New research provides evidence that regular cannabis use is associated with impairments in episodic foresight, meaning the capacity to envision the future. The findings, which appear in the Journal of Psychopharmacology, suggest that cannabis can impair the ability to mentally travel into one’s personal future.

“I have always been interested in the psychology behind problem behaviours. When I began my post-graduate studies I did not have a specific lean to any particular type of behaviour but knew I wanted to explore possible underpinnings for maladaptive functioning presented in clinical groups that I would eventually work with,” said study author Kimberly Mercuri of Australian Catholic University.

“I was fascinated by substance dependence because despite so many negative outcomes (psychological, physical, behavioural, and cognitive), many individuals were able to function relatively well on the day-to-day. However in saying this, I also observed many barriers impeding on this clinical group’s ability to function at more adaptive levels, seek treatment, and achieve treatment gains.

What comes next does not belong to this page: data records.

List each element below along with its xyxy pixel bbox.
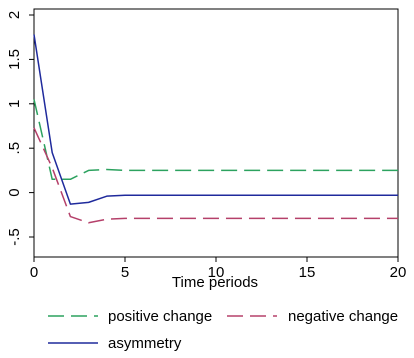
x-tick-label: 5 [121, 264, 129, 281]
series-line-positive-change [33, 99, 398, 181]
x-tick-label: 20 [390, 264, 407, 281]
y-tick-label: 2 [6, 11, 23, 19]
series-line-negative-change [33, 127, 398, 224]
series-line-asymmetry [33, 34, 398, 205]
x-axis-title: Time periods [172, 274, 258, 291]
y-tick-label: 1 [6, 100, 23, 108]
legend-label: positive change [108, 308, 212, 325]
legend-label: negative change [288, 308, 398, 325]
axes: 0 5 10 15 20 -.5 0 .5 1 1.5 2 [6, 8, 407, 281]
plot-frame [33, 8, 399, 258]
x-tick-label: 0 [30, 264, 38, 281]
x-tick-label: 10 [208, 264, 225, 281]
legend-label: asymmetry [108, 335, 182, 352]
y-tick-label: .5 [6, 142, 23, 155]
x-tick-label: 15 [299, 264, 316, 281]
y-tick-label: 1.5 [6, 49, 23, 70]
plot-lines [33, 34, 398, 224]
y-tick-label: 0 [6, 188, 23, 196]
y-tick-label: -.5 [6, 228, 23, 246]
legend: positive change negative change asymmetry [48, 308, 398, 352]
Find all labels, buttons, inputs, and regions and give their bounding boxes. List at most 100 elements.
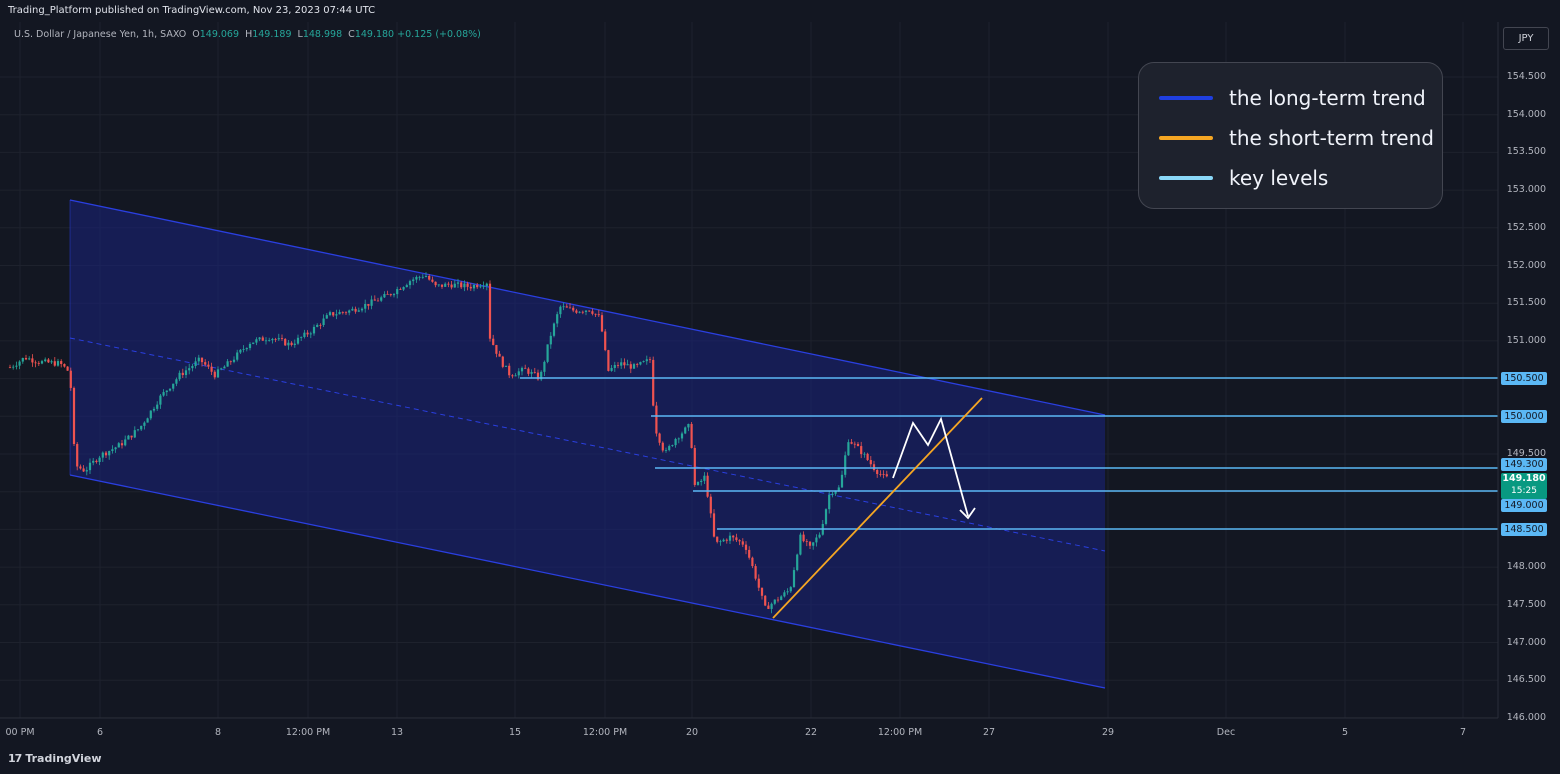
candle-body (530, 371, 533, 374)
brand-name: TradingView (25, 752, 102, 765)
candle-body (620, 362, 623, 366)
candle-body (28, 358, 31, 360)
candle-body (552, 323, 556, 336)
candle-body (847, 442, 850, 456)
key-level-tag: 149.000 (1501, 499, 1547, 512)
candle-body (341, 312, 344, 313)
candle-body (255, 339, 258, 343)
candle-body (760, 587, 764, 596)
candle-body (789, 587, 792, 592)
candle-body (424, 275, 428, 277)
candle-body (354, 308, 357, 312)
candle-body (716, 536, 719, 542)
legend-swatch-long-term (1159, 96, 1213, 100)
candle-body (245, 348, 248, 350)
candle-body (287, 342, 290, 346)
candle-body (709, 496, 712, 514)
candle-body (37, 362, 40, 364)
candle-body (658, 433, 661, 443)
candle-body (812, 542, 815, 546)
current-price-value: 149.180 (1502, 473, 1546, 484)
candle-body (559, 306, 562, 315)
candle-body (444, 283, 447, 287)
candle-body (280, 338, 284, 339)
short-term-trend-line[interactable] (772, 397, 983, 619)
symbol-name[interactable]: U.S. Dollar / Japanese Yen, 1h, SAXO (14, 29, 187, 40)
candle-body (351, 308, 354, 311)
candle-body (405, 285, 408, 288)
candle-body (248, 343, 252, 349)
open-value: 149.069 (199, 29, 240, 40)
candle-body (274, 338, 277, 340)
candle-body (82, 468, 85, 472)
candle-body (520, 367, 524, 372)
candle-body (232, 359, 236, 362)
candle-body (44, 359, 47, 362)
time-axis-tick: 7 (1459, 727, 1467, 738)
candle-body (805, 541, 808, 542)
candle-body (194, 361, 197, 366)
candle-body (584, 310, 588, 312)
candle-body (72, 387, 76, 445)
candle-body (796, 554, 799, 571)
currency-button[interactable]: JPY (1503, 27, 1549, 50)
long-term-trend-channel[interactable] (70, 200, 1105, 688)
candle-body (485, 283, 488, 286)
candle-body (460, 282, 463, 288)
candle-body (546, 344, 549, 362)
candle-body (437, 284, 440, 286)
candle-body (773, 599, 776, 604)
candle-body (360, 308, 364, 311)
channel-upper-line[interactable] (69, 199, 1106, 416)
candle-body (344, 312, 348, 314)
candle-body (632, 364, 636, 369)
candle-body (751, 557, 754, 567)
candle-body (223, 366, 226, 369)
candle-body (149, 410, 152, 419)
price-axis-tick: 152.500 (1506, 221, 1546, 233)
candle-body (872, 464, 876, 470)
candle-body (588, 310, 591, 312)
candle-body (696, 481, 700, 485)
candle-body (284, 338, 287, 346)
projection-path[interactable] (892, 416, 969, 517)
candle-body (636, 364, 639, 365)
candle-body (776, 599, 780, 601)
candle-body (165, 390, 168, 393)
candle-body (389, 294, 392, 296)
candle-body (200, 357, 204, 363)
candle-body (261, 337, 264, 341)
key-level-tag: 149.300 (1501, 458, 1547, 471)
candle-body (492, 338, 495, 345)
candle-body (476, 285, 479, 288)
candle-body (748, 549, 751, 558)
candle-body (629, 364, 632, 369)
candle-body (764, 595, 767, 606)
candle-body (844, 455, 847, 475)
candle-body (562, 306, 565, 308)
candle-body (316, 324, 319, 327)
candle-body (159, 395, 162, 405)
candle-body (549, 335, 552, 345)
candle-body (674, 438, 677, 446)
candle-body (693, 447, 696, 485)
tradingview-logo[interactable]: 𝟭𝟳 TradingView (8, 752, 102, 765)
candle-body (156, 404, 159, 409)
channel-lower-line[interactable] (69, 474, 1106, 689)
candle-body (508, 365, 511, 376)
candle-body (466, 283, 469, 287)
candle-body (98, 457, 101, 462)
time-axis-tick: 12:00 PM (582, 727, 628, 738)
candle-body (661, 442, 664, 451)
candle-body (786, 591, 789, 593)
candle-body (840, 474, 844, 488)
candle-body (63, 363, 66, 367)
publish-text: Trading_Platform published on TradingVie… (8, 5, 376, 16)
candle-body (85, 470, 88, 472)
candle-body (802, 534, 805, 542)
candle-body (40, 361, 44, 364)
candle-body (706, 475, 709, 497)
candle-body (722, 539, 725, 542)
legend-box[interactable]: the long-term trend the short-term trend… (1138, 62, 1443, 209)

“As a clinician, as well as a researcher, I wanted to explore a potential barrier for this population, with a hope to better inform treatment delivery,” Mercuri said.

The study compared 57 cannabis users (aged 18 to 35 years) to 57 matched control subjects. The researchers measured episodic foresight using the Autobiographical Interview task, which requires participants to respond to a cue word by either describing a personally experienced event from their past or thinking up a novel future event.

Regular cannabis users — who reported smoking cannabis at least three times per week — displayed difficulties imagining novel future scenarios, compared to participants who didn’t use cannabis and participants who used cannabis less than once a week.

“The findings indicate that with regular cannabis use the ability to mentally time travel is negatively impacted; relative to people who have never used the drug and those who use it infrequently,” Mercuri told PsyPost.

“I guess the take home message is that there is growing evidence for possible cognitive deterioration with regular use which in turn can hinder the simplest of day-to-day tasks as the capacity to recall and imagine the self plays important roles other cognitive process (e.g decision making, goal setting).”

“Also, this deficit is not isolated to cannabis users, with another paper of ours indicating a significant impairment in future thinking observed in long-term opiate users,” Mercuri noted.

“Hopefully the average person may be able to develop some compassion for substance users who display maladaptive patterns in functioning (which admittingly can be frustrating to observe) as the reason behind their behaviour may be due to more complex neurological functions.”

Even though infrequent cannabis users didn’t show impairments in episodic foresight, that doesn’t mean infrequent cannabis use does not have consequences.

“The findings should not be interpreted in way that recreational drug use is safe, as any level of drug use poses potential risks,” Mercuri said.

There are several things future research could address.

“More research is needed to better understand the neurological underpinnings of this observed deficit as well as the exact functional implications of the observed future thinking deficit,” Mercuri explained.

“It is also very difficult to delineate the effects of other drugs. However interestingly, the deficit is observed in other drug-dependent groups (i.e. opiate users), so future research could explore whether this impairment extends to other substances.”

“Also, although limitations in future thinking may provide some explanation for functional difficulties observed in substance-dependent groups, it does not excuse an inappropriate behaviour,” Mercuri added.

The study, “Episodic foresight deficits in regular, but not recreational, cannabis users“, was authored by Kimberly Mercuri, Gill Terrett, Julie D Henry, H. Valerie Curran, Morgan Elliott, and Peter G Rendell.